MakerDAO (DAI/DSR/Stability Fee): The Maker protocol maintains DAI stability through mechanisms like the Stability Fee and liquidations, dynamically adjusting parameters through governance decisions; documentation and community resources detail how the Stability Fee/DSR adapts to changing market conditions. With macro data on-chain, governance can more precisely map macro thresholds to stability fees or collateral parameters.


Frax (sFRAX/Rate Benchmarking): sFRAX's yield attempts to follow the Fed's IORB, effectively smart contracting the "macro interest rate"; media outlets like Blockworks have also reported on its "linked Treasury yield" approach. As more official macro indicators go on-chain, the Frax system can further utilize macro signals for stability mechanisms and risk thresholds.

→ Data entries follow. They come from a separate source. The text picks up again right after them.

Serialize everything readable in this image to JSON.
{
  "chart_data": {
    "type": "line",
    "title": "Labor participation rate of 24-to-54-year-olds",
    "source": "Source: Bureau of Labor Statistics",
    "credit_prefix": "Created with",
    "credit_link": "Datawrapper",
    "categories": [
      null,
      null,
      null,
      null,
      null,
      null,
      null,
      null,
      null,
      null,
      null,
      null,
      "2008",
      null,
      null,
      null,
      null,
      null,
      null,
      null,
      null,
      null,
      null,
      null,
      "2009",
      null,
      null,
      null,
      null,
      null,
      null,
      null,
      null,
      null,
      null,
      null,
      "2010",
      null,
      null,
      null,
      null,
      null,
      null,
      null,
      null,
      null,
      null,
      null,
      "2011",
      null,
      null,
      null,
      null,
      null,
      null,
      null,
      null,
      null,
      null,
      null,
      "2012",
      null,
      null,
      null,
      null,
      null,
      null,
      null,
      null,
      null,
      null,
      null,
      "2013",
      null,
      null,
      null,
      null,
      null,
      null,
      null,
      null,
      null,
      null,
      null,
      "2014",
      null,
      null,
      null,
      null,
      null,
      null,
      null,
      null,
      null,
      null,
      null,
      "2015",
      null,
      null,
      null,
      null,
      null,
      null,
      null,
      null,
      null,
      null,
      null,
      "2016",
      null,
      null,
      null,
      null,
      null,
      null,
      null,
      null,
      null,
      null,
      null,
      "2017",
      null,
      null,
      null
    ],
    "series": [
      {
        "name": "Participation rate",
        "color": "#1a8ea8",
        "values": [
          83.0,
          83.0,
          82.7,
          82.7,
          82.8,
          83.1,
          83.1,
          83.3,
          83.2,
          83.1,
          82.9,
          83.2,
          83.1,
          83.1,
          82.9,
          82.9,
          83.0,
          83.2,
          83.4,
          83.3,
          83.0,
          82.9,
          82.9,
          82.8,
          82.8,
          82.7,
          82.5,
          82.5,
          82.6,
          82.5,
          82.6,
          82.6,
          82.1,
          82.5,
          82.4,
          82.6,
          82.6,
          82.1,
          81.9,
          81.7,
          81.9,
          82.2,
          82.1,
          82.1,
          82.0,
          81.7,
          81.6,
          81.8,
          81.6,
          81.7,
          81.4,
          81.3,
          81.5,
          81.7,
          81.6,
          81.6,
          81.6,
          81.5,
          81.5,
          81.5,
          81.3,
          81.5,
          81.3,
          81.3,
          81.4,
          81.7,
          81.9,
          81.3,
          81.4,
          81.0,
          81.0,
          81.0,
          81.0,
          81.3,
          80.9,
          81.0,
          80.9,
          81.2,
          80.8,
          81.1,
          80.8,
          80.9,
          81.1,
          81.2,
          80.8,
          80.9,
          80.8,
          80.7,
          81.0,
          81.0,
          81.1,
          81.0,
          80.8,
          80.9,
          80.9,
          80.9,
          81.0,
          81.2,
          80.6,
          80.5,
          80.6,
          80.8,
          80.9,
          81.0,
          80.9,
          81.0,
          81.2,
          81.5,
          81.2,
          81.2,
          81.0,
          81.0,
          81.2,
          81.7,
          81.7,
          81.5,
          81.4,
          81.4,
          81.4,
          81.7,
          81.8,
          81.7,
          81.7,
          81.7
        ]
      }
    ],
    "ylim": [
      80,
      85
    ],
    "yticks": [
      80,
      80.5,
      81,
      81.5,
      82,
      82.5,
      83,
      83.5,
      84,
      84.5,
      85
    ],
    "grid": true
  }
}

Blockchain Embraces a New Identity


This collaboration marks a shift in the traditional official data publishing paradigm. The Pyth official announcement emphasizes that the Department of Commerce's on-chain publication is not a one-time experiment but the beginning of a long-term government-industry collaboration, considering moving a broader set of economic data onto the blockchain.

This move aligns with the overall direction of the Trump administration in promoting crypto-friendly policies. Recently, the U.S. House of Representatives passed bills like the "2025 U.S. Blockchain Deploy Act," aiming to solidify America's leadership in blockchain technology. "Putting economic truths on-chain" is becoming a crucial part of the U.S. digital strategy, not only giving the U.S. a head start in digital finance but also serving as a model for other countries to follow suit. In the future, we may expect a global era of "economic data truth."


With the U.S. government leading the way in putting key macroeconomic data on the blockchain, public data infrastructure is accelerating its shift from traditional channels to blockchain mode. The trend of "everything can be on the chain" is gradually becoming a reality. From financial market prices to government statistical data, blockchain has once again taken on a new identity as "a new type of public infrastructure that enhances trust and efficiency."